Here’s an example: Today, I’m going to produce 100 on this line, which is designed for 100 plus or minus 20 percent. If I want to make more than 100, I just add people. If I want fewer than 100, I take people away. Someone works in one or two positions, called “one up, one down.” So if I’m a worker, and we’re working at the low capacity of the line, I have more than one job: I do assembly, I move up one position to do the next job, and maybe the one after that. So the whole team sees the total product, and it changes the whole atmosphere.

Now we’ve taken the concept into the office. In a factory, you have raw materials being processed through good equipment and people. In the office, you take paper or information, process it, and transform it into an invoice, a balance sheet, a P&L statement. So we are developing DFO: Demand Flow in the Office.

What do you use as benchmarks in the office?

Productivity, but in the office it’s more difficult than in manufacturing. We’re trying to get total productivity to 7 percent per annum.

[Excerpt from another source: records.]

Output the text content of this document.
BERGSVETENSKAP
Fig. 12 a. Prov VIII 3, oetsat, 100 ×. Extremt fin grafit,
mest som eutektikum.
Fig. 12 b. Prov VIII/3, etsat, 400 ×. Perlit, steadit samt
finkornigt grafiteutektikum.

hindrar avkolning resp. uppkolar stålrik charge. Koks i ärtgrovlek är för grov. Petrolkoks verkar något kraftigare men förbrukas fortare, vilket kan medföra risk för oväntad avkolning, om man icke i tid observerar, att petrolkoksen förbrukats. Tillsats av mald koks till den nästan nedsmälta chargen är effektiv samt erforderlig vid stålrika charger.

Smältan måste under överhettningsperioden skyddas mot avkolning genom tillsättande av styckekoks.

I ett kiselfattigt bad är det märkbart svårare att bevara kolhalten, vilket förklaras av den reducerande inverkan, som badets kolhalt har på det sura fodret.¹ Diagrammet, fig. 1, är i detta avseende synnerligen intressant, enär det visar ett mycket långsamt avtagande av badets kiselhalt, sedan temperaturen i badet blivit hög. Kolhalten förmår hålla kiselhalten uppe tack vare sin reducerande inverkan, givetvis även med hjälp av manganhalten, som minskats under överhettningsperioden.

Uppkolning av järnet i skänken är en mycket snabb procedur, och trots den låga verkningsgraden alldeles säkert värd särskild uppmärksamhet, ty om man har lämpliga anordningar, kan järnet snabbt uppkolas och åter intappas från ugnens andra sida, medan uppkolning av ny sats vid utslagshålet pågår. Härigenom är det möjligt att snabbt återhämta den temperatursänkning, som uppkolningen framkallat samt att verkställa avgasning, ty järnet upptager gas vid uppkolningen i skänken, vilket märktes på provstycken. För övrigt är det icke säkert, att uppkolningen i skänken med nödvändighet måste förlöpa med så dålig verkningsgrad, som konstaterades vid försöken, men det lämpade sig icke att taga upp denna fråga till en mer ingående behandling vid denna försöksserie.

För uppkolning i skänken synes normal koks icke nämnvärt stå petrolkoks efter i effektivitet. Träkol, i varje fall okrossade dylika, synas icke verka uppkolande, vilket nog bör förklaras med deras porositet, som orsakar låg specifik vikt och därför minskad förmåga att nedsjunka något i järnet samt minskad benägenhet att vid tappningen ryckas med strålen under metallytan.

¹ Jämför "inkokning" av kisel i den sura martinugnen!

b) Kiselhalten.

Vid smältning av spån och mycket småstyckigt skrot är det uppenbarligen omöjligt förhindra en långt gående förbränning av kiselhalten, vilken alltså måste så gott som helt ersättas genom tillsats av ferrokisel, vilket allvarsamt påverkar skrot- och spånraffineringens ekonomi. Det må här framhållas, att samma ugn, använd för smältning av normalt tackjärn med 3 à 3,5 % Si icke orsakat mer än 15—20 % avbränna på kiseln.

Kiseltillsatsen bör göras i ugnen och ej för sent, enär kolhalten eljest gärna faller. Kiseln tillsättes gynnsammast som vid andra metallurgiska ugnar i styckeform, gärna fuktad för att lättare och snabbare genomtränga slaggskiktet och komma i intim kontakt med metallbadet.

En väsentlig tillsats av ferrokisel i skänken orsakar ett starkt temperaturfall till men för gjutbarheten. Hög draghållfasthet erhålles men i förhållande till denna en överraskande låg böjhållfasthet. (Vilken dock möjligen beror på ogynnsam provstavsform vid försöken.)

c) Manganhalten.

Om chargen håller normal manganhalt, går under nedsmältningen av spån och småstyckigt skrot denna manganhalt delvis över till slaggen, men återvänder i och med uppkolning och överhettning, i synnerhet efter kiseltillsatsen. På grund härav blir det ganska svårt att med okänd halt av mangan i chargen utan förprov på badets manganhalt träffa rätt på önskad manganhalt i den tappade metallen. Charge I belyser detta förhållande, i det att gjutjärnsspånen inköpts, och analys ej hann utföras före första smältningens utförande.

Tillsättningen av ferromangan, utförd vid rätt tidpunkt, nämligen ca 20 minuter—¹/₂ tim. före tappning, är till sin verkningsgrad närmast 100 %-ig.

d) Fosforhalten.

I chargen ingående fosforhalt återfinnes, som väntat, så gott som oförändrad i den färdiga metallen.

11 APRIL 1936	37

How do you measure productivity?

We measure it by sales divided by the cost of labor. Some people say, “How many sales per dollar or head?” But the head may cost me very much. I need to make sure the cost of labor is lower so I get higher productivity. If my sales this year are $10, my labor cost is $1, and I say, “Now I’m going to double my productivity next year, so I’m going to build $20 worth of sales with that one person.” But if that person triples in value, I’m not getting the same productivity value.

So I’m looking at labor productivity-whether it is internal or whether I’m farming it out-because you can improve productivity if you farm some of this stuff out.

How do you decide what to farm out?

Every business is different. In plumbing, we hardly farm anything out. In the air-conditioning business, we don’t make our own motors, but we make out own compressors, but we buy a lot of the small assembly operation. Automotive, too.

STRATEGIC THINKING

Now that you’re no longer struggling, what are you able to do strategically?

First, we want to continue to improve our balance sheet. But our capital expenditures have come down-we’re spending $20 million to S50 million a year. We used to spend $100 million. And there’s a limit to how much debt you want to pay down.

What are your plans for the future?

Our most global business now is plumbing. The least global is air-conditioning, and even there we’ve expanded rapidly. And we’ve expanded rapidly with the automotive business. So we’re trying to make each business as global as possible; that offers growth and also mitigates the cyclicality. The next thing we want is to enhance our market share. Now we have strong market shares throughout all our businesses, and we want to leverage our market shares to expand our product lines in each business. We’ve set the goal of $10 billion in sales by the year 2001, and by 1998-1999, about $1 billion in income. We will need an acquisition that would enhance our position in one or more of our businesses on a global basis. And we’ve also thought of adding a fourth leg to our business, as well.

What markets are strategically important to you?

The Far East. After that, Eastern Europe. In time, Poland certainly will be attractive. Or Romania and Hungary. And Russia. Mainly for all our plumbing lines, since Europe doesn’t use as much air-conditioning because of the climate. We nearly signed an agreement in Russia but didn’t because we were afraid of the political situation at this time. In general, we’re seeing some signs that these countries are becoming economically viable. India‘s certainly another market where we’re looking again. Our latest joint venture’s in Vietnam in our plumbing business.

GLOBAL OUTLOOK

Do you manage differently because you were not born in the U.S.?

Maybe, in that I think I tend to be a little more global in my outlook than perhaps a U.S. CEO, since I’ve lived and worked in three or four countries. And it’s important that one’s senior staff be reflective of the company-some 50 percent of our operating people are non-U.S. That way, people come together and have free-wheeling discussions in which they speak their minds. Then you can make wiser decisions.